The team was created due to increased interest, in part because of a number of development camps that were held. The roster is coming together, and fared quite well against Saskatchewan over spring break.  

“There was lots of frustration in the beginning, but with the encouragement of my coaches and seeing how everyone was on the same page and having a few girls who are experienced helping you out, it was an encouraging environment,” noted Garriock.

“Seeing the team play together from that one weekend was awesome. We’re definitely on the right track and constantly developing.
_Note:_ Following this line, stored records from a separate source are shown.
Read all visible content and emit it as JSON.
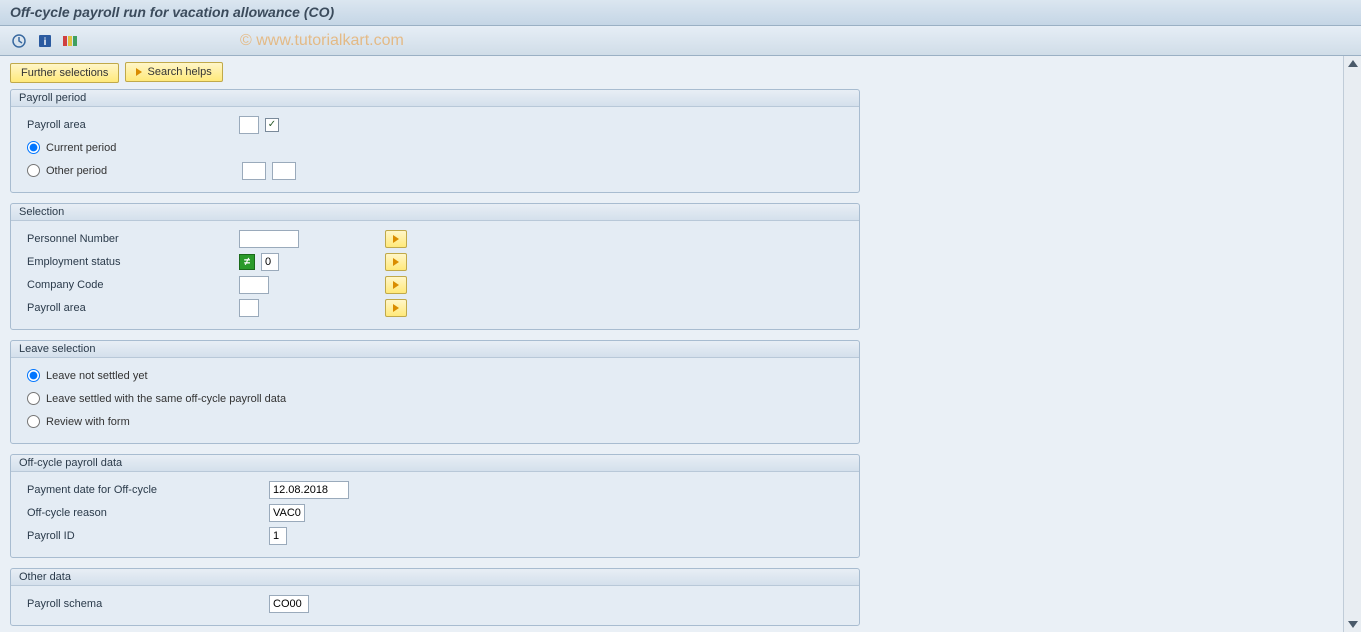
{
  "title": "Off-cycle payroll run for vacation allowance (CO)",
  "watermark": "© www.tutorialkart.com",
  "buttons": {
    "further_selections": "Further selections",
    "search_helps": "Search helps"
  },
  "groups": {
    "payroll_period": {
      "title": "Payroll period",
      "payroll_area_label": "Payroll area",
      "current_period": "Current period",
      "other_period": "Other period",
      "payroll_area_value": "",
      "other_from": "",
      "other_to": ""
    },
    "selection": {
      "title": "Selection",
      "personnel_number": "Personnel Number",
      "personnel_number_value": "",
      "employment_status": "Employment status",
      "employment_status_value": "0",
      "company_code": "Company Code",
      "company_code_value": "",
      "payroll_area": "Payroll area",
      "payroll_area_value": ""
    },
    "leave_selection": {
      "title": "Leave selection",
      "opt1": "Leave not settled yet",
      "opt2": "Leave settled with the same off-cycle payroll data",
      "opt3": "Review with form"
    },
    "offcycle_data": {
      "title": "Off-cycle payroll data",
      "payment_date_label": "Payment date for Off-cycle",
      "payment_date_value": "12.08.2018",
      "reason_label": "Off-cycle reason",
      "reason_value": "VAC0",
      "payroll_id_label": "Payroll ID",
      "payroll_id_value": "1"
    },
    "other_data": {
      "title": "Other data",
      "payroll_schema_label": "Payroll schema",
      "payroll_schema_value": "CO00"
    }
  }
}
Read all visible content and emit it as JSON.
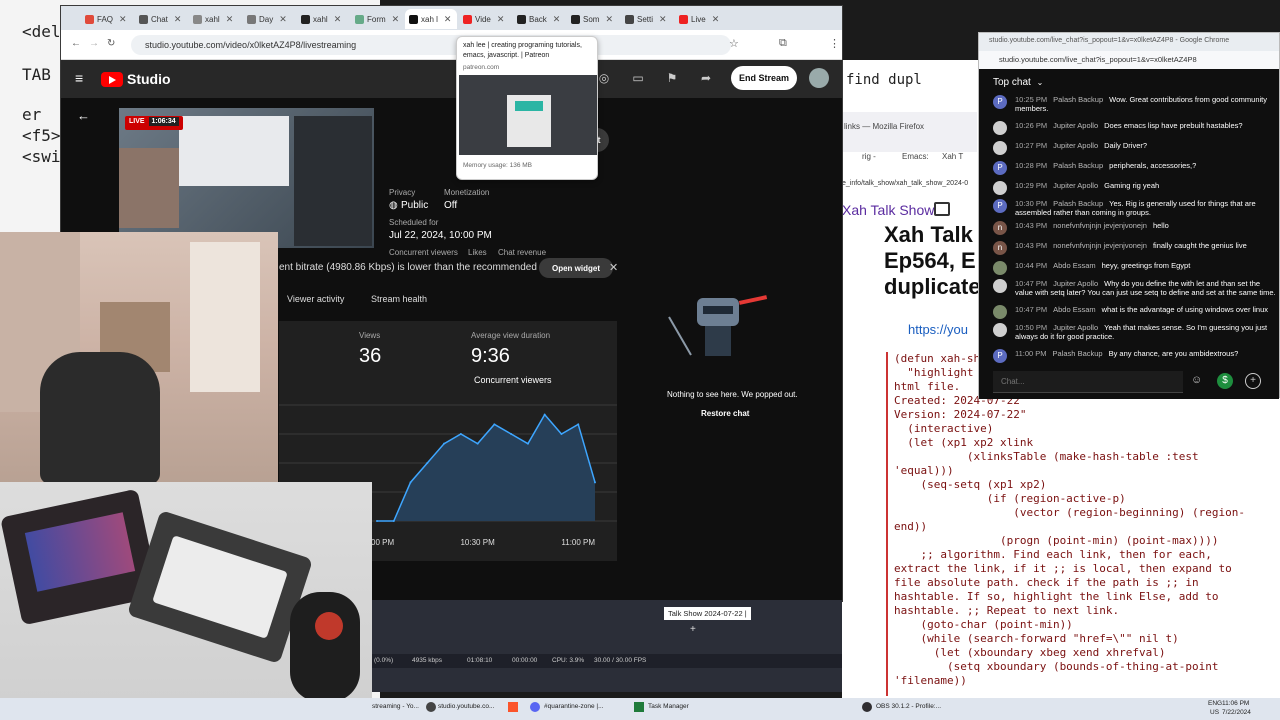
{
  "emacs_bg": {
    "lines": [
      "<del",
      "TAB",
      "er",
      "<f5>",
      "<swi"
    ]
  },
  "emacs_main": {
    "fragment_top": "find dupl",
    "heading": "Xah Talk Show",
    "title_lines": [
      "Xah Talk",
      "Ep564, E",
      "duplicate"
    ],
    "link_fragment": "https://you",
    "path_fragment": "e_info/talk_show/xah_talk_show_2024-0",
    "code": [
      "(defun xah-sh",
      "  \"highlight ",
      "html file.",
      "Created: 2024-07-22",
      "Version: 2024-07-22\"",
      "  (interactive)",
      "  (let (xp1 xp2 xlink",
      "           (xlinksTable (make-hash-table :test",
      "'equal)))",
      "    (seq-setq (xp1 xp2)",
      "              (if (region-active-p)",
      "                  (vector (region-beginning) (region-",
      "end))",
      "                (progn (point-min) (point-max))))",
      "    ;; algorithm. Find each link, then for each,",
      "extract the link, if it ;; is local, then expand to",
      "file absolute path. check if the path is ;; in",
      "hashtable. If so, highlight the link Else, add to",
      "hashtable. ;; Repeat to next link.",
      "    (goto-char (point-min))",
      "    (while (search-forward \"href=\\\"\" nil t)",
      "      (let (xboundary xbeg xend xhrefval)",
      "        (setq xboundary (bounds-of-thing-at-point",
      "'filename))"
    ]
  },
  "browser": {
    "tabs": [
      "FAQ",
      "Chat",
      "xahl",
      "Day",
      "xahl",
      "Form",
      "xah l",
      "Vide",
      "Back",
      "Som",
      "Setti",
      "Live"
    ],
    "url": "studio.youtube.com/video/x0lketAZ4P8/livestreaming",
    "studio_label": "Studio",
    "end_stream": "End Stream",
    "live_label": "LIVE",
    "live_time": "1:06:34",
    "edit_label": "Edit",
    "privacy_label": "Privacy",
    "privacy_value": "Public",
    "monetization_label": "Monetization",
    "monetization_value": "Off",
    "scheduled_label": "Scheduled for",
    "scheduled_value": "Jul 22, 2024, 10:00 PM",
    "meta_tabs": [
      "Concurrent viewers",
      "Likes",
      "Chat revenue"
    ],
    "warning": "ent bitrate (4980.86 Kbps) is lower than the recommended ...",
    "open_widget": "Open widget",
    "analytics_tabs": [
      "Viewer activity",
      "Stream health"
    ],
    "views_label": "Views",
    "views_value": "36",
    "avg_label": "Average view duration",
    "avg_value": "9:36",
    "concurrent_label": "Concurrent viewers",
    "chat_popped": "Nothing to see here. We popped out.",
    "restore_chat": "Restore chat",
    "tooltip_title": "xah lee | creating programing tutorials, emacs, javascript. | Patreon",
    "tooltip_domain": "patreon.com",
    "tooltip_memory": "Memory usage: 136 MB"
  },
  "chart_data": {
    "type": "area",
    "title": "",
    "x_ticks": [
      "10:00 PM",
      "10:30 PM",
      "11:00 PM"
    ],
    "x": [
      "10:00",
      "10:05",
      "10:10",
      "10:15",
      "10:20",
      "10:25",
      "10:30",
      "10:35",
      "10:40",
      "10:45",
      "10:50",
      "10:55",
      "11:00",
      "11:05"
    ],
    "values": [
      0,
      0,
      4,
      6,
      8,
      9,
      8,
      10,
      9,
      8,
      11,
      9,
      10,
      4
    ],
    "colors": {
      "line": "#3ea6ff",
      "fill": "#263f58"
    },
    "grid": true
  },
  "chat": {
    "window_title": "studio.youtube.com/live_chat?is_popout=1&v=x0lketAZ4P8 - Google Chrome",
    "url": "studio.youtube.com/live_chat?is_popout=1&v=x0lketAZ4P8",
    "header": "Top chat",
    "input_placeholder": "Chat...",
    "messages": [
      {
        "time": "10:25 PM",
        "author": "Palash Backup",
        "text": "Wow. Great contributions from good community members.",
        "avatar": "P",
        "color": "#5c6bc0"
      },
      {
        "time": "10:26 PM",
        "author": "Jupiter Apollo",
        "text": "Does emacs lisp have prebuilt hastables?",
        "avatar": "",
        "color": "#cfcfcf"
      },
      {
        "time": "10:27 PM",
        "author": "Jupiter Apollo",
        "text": "Daily Driver?",
        "avatar": "",
        "color": "#cfcfcf"
      },
      {
        "time": "10:28 PM",
        "author": "Palash Backup",
        "text": "peripherals, accessories,?",
        "avatar": "P",
        "color": "#5c6bc0"
      },
      {
        "time": "10:29 PM",
        "author": "Jupiter Apollo",
        "text": "Gaming rig yeah",
        "avatar": "",
        "color": "#cfcfcf"
      },
      {
        "time": "10:30 PM",
        "author": "Palash Backup",
        "text": "Yes. Rig is generally used for things that are assembled rather than coming in groups.",
        "avatar": "P",
        "color": "#5c6bc0"
      },
      {
        "time": "10:43 PM",
        "author": "nonefvnfvnjnjn jevjenjvonejn",
        "text": "hello",
        "avatar": "n",
        "color": "#795548"
      },
      {
        "time": "10:43 PM",
        "author": "nonefvnfvnjnjn jevjenjvonejn",
        "text": "finally caught the genius live",
        "avatar": "n",
        "color": "#795548"
      },
      {
        "time": "10:44 PM",
        "author": "Abdo Essam",
        "text": "heyy, greetings from Egypt",
        "avatar": "",
        "color": "#7a8a6a"
      },
      {
        "time": "10:47 PM",
        "author": "Jupiter Apollo",
        "text": "Why do you define the with let and than set the value with setq later? You can just use setq to define and set at the same time.",
        "avatar": "",
        "color": "#cfcfcf"
      },
      {
        "time": "10:47 PM",
        "author": "Abdo Essam",
        "text": "what is the advantage of using windows over linux",
        "avatar": "",
        "color": "#7a8a6a"
      },
      {
        "time": "10:50 PM",
        "author": "Jupiter Apollo",
        "text": "Yeah that makes sense. So I'm guessing you just always do it for good practice.",
        "avatar": "",
        "color": "#cfcfcf"
      },
      {
        "time": "11:00 PM",
        "author": "Palash Backup",
        "text": "By any chance, are you ambidextrous?",
        "avatar": "P",
        "color": "#5c6bc0"
      }
    ]
  },
  "firefox": {
    "title_fragment": "links — Mozilla Firefox",
    "tabs": [
      "rig -",
      "Emacs:",
      "Xah T"
    ]
  },
  "obs": {
    "stats": [
      "(0.0%)",
      "4935 kbps",
      "01:08:10",
      "00:00:00",
      "CPU: 3.9%",
      "30.00 / 30.00 FPS"
    ],
    "scene_label": "Talk Show 2024-07-22 |"
  },
  "taskbar": {
    "items": [
      "streaming - Yo...",
      "studio.youtube.co...",
      "#quarantine-zone |...",
      "Task Manager",
      "OBS 30.1.2 - Profile:..."
    ],
    "lang": "ENG",
    "region": "US",
    "time": "11:06 PM",
    "date": "7/22/2024"
  }
}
We’ve got four months left until the summer games, so hopefully we’ll have another chance to face a provincial team, just to get some more experience before the summer games, but we’re definitely constantly improving.”

Excited for the challenge of field

Because of her speed and endurance from soccer, Garriock greatly enjoys cradling the ball and pushing the pace, mentioning that as the easiest part to learn when she started lacrosse. Her shooting, passing and catching have also improved significantly.

She’s excited for the challenge of field, which includes ten players on at a time, compared to five in box, making for longer possessions and a more methodical style at times. The head of a box stick is also designed differently, so that players can hold onto the ball effectively in tight situations. Because of this, catching has been the biggest adjustment for Garriock. Nonetheless, she’s adapting and enjoying the process for an Oak Park team that’s making their return to the MHSFLL.

“We have around 40 athletes, and I would say ten of them have experience. We did get a lot of numbers out, luckily and those who haven’t played lacrosse before are definitely picking it up, which is awesome. There’s lots more opportunities for scholarships playing field, so it’s exciting to see what I need to practice with the field stick. If I’m wanting to get a scholarship and things like that, it’s good that I’m starting now, and just getting that practice in before I graduate.”

Because of the conditions outside, Oak Park’s practices have been indoors, with a focus on the fundamentals.

“We did a lot of rolling, passing and catching the ball. We’re starting to develop our defensive line and our offensive line, so showing the girls and guys how to set up on defence and offence, that’s kind of what we’re in the middle of now,” added Garriock.

“The first week was mainly just showing you how to play lacrosse, how to catch a ball, how to pass a ball and now it’s digging a little bit deeper. There’s lots of excitement with our students and our coaches. I found our school’s been really, really supportive with the rebirth of it.”

Garriock is likely to suit up at midfield for the Raiders, in order to utilize her speed and well-rounded skill-set. Her role will be slightly different on the co-ed roster compared to the multiple-team female side, where interest continues to expand.

“Definitely intensity I would say, just to get the girls pumped,” she explained.

“The guys, I think we’re okay on that side. I want to show the girls that we can play the sport and that we’ll be fine. There’s lots of new high schools too who are just developing teams as well, so they’re on the same page as us. I want to show the team that it’s okay to make mistakes, and just making sure that I’m supportive of them and taking on that leadership role.”